FlashMemory Plugin For OMV7
Summary
The FlashMemory Plugin was designed to make booting from USB thumbdrives and SD-cards feasible and a practical
alternative to booting from a hard drive or SSD. In addition to the relative low cost, using USB thumbdrives
enable easy OS backup
options, quick recovery from boot drive failure and it saves a SATA port for a
data storage drive.
This plugin is REQUIRED, for a flash media boot drive, or it will have a short life. For an in-depth explanation see; Why is the FlashMemory Plugin Required?
Prerequisites
- This procedure applies to amd64 ISO installations only. The FlashMemory Plugin is installed by default, during scripted installs. (R-PI's, Armbian Boards, the 32bit install, and the Alternate 64bit install.)
- OMV-Extras must be installed. (See the following.)
Installation
For OMV6; installing OMV-Extras is accomplished by copying
and pasting the following wget command, on your server's command line, as root:
wget -O - https://github.com/OpenMediaVault-Plugin-Developers/packages/raw/master/install | bash
Highlight the line above and hit ctrl+c. In an SSH client like PuTTY, a right mouse click will paste the line in.
Note: If you're unsure of how to get on the command line, see this reference for → installing and using PuTTY.
When the script is complete, OMV-Extra's will be installed and activated.
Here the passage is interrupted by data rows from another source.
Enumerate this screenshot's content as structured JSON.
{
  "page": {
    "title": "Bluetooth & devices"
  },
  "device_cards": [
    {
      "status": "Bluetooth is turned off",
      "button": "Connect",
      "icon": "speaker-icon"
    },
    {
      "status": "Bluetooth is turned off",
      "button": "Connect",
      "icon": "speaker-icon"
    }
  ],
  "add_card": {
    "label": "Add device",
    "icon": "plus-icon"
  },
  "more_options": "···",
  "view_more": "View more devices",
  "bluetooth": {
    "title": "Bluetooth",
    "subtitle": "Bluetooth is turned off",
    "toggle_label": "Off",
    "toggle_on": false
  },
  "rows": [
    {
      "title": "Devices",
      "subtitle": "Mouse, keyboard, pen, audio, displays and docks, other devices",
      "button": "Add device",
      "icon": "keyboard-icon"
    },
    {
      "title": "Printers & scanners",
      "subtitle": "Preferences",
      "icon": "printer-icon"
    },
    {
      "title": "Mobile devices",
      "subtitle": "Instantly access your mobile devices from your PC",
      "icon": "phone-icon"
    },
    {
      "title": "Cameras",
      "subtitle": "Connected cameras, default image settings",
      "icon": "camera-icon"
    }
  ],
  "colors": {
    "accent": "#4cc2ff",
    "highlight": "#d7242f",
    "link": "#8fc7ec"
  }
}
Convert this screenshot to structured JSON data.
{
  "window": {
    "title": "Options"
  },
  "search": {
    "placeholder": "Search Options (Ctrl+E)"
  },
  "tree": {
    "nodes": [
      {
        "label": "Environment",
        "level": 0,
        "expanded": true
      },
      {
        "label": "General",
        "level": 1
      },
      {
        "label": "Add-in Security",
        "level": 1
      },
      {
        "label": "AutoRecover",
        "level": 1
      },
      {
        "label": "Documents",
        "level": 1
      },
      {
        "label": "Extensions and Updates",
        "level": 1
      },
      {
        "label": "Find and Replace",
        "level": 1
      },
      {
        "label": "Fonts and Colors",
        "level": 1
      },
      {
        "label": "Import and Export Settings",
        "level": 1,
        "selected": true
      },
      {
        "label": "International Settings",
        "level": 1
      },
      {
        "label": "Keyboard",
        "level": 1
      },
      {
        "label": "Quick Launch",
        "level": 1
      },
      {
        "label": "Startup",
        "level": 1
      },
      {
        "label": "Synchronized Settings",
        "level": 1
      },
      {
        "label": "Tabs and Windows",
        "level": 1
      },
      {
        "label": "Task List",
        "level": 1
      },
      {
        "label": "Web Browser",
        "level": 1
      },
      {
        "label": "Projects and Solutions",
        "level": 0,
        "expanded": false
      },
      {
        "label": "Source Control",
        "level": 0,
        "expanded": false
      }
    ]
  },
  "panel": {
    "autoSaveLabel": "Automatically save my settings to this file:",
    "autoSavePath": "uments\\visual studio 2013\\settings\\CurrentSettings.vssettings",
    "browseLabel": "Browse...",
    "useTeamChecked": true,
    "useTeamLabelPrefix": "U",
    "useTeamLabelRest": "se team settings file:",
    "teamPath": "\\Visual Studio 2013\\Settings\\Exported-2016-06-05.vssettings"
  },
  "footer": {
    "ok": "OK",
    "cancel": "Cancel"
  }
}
With OMV extra's installed, there are two choices to install the FlashMemory Plugin:
1. Installation on the command line:
apt-get install openmediavault-flashmemory
Again, paste the above into a PuTTY session command line, as described above.
2. Installation within the GUI:
The Flashmemory plugin can now be found under, System, Plugins. Find openmediavault-flashmemory 7.X, highlight it and install.
Configuration
Configuration is not necessary. When installed, the Flashmemory plugin is working as designed.
Why is the FlashMemory Plugin Required?
Wear Leveling
While modern flash media drive is solid state, it’s life is limited by the number of write cycles it can withstand before it goes “read-only”. When an OEM specified number of flash memory blocks refuse to erase, the device’s controller will set it “read only”. At that point, the device’s useful life is over.
To extend the life of flash media, most modern flash devices have “wear leveling” built into their controllers. If blocks are written, but not erased, they experience no wear. If blocks are erased, the next new write is set on adjacent blocks that have never been written before. As data is erased and written, blocks are used starting at the beginning of the device’s available storage address range and proceed, in sequence, working toward the end. When the end of the range is reached, the process starts at the beginning and cycles through again. This wear leveling process avoids writing a single location to failure, and spreads wear evenly throughout.
With wear leveling and using two drives of the same type, a drive that is twice the size will last roughly two times longer than the smaller drive. This may seem like is a strong vote for using a larger flash drive. However, when backups are considered, drives of twice the size also take twice as long to image and their image files are twice as large. (When using flash media as a boot drive, a practical trade-off should be considered in the 16 to 32GB range.)
The Purpose of the Plugin
Most writes to OMV's boot drive are entries being appended to log files. While log file entries are very small writes, that may be as little at 80 bytes, they occur on a regular basis. A write operation to a flash device is done in writable “blocks” that are, typically, 2KB or 4KB minimum regardless of how small the write may be. This results in what is called “write amplification” where numerous large segments (2 to 4KB) of the drive are written to record very small amounts of data (+/- 80 bytes). The end result is writing all of the available blocks of the flash device rapidly, to exhaustion, where it will go read-only.
The primary purpose of the Flash Memory Plugin is to reduce the frequency of writes to flash media by consolidating very small writes into one, larger, bulk write that is flushed to the boot drive on shutdown. This dramatically reduces the number of blocks physically written to the Flash Device. The plugin can reduce the number of blocks written to the Flash drive by, potentially, an order of magnitude or 1/10th the amount that would otherwise be written. By extension, a drive of a given size might last up to 10 times longer than it would without the Flash Media plugin.
It's worth noting that SSD's would benefit from the FlashMemory plugin as well.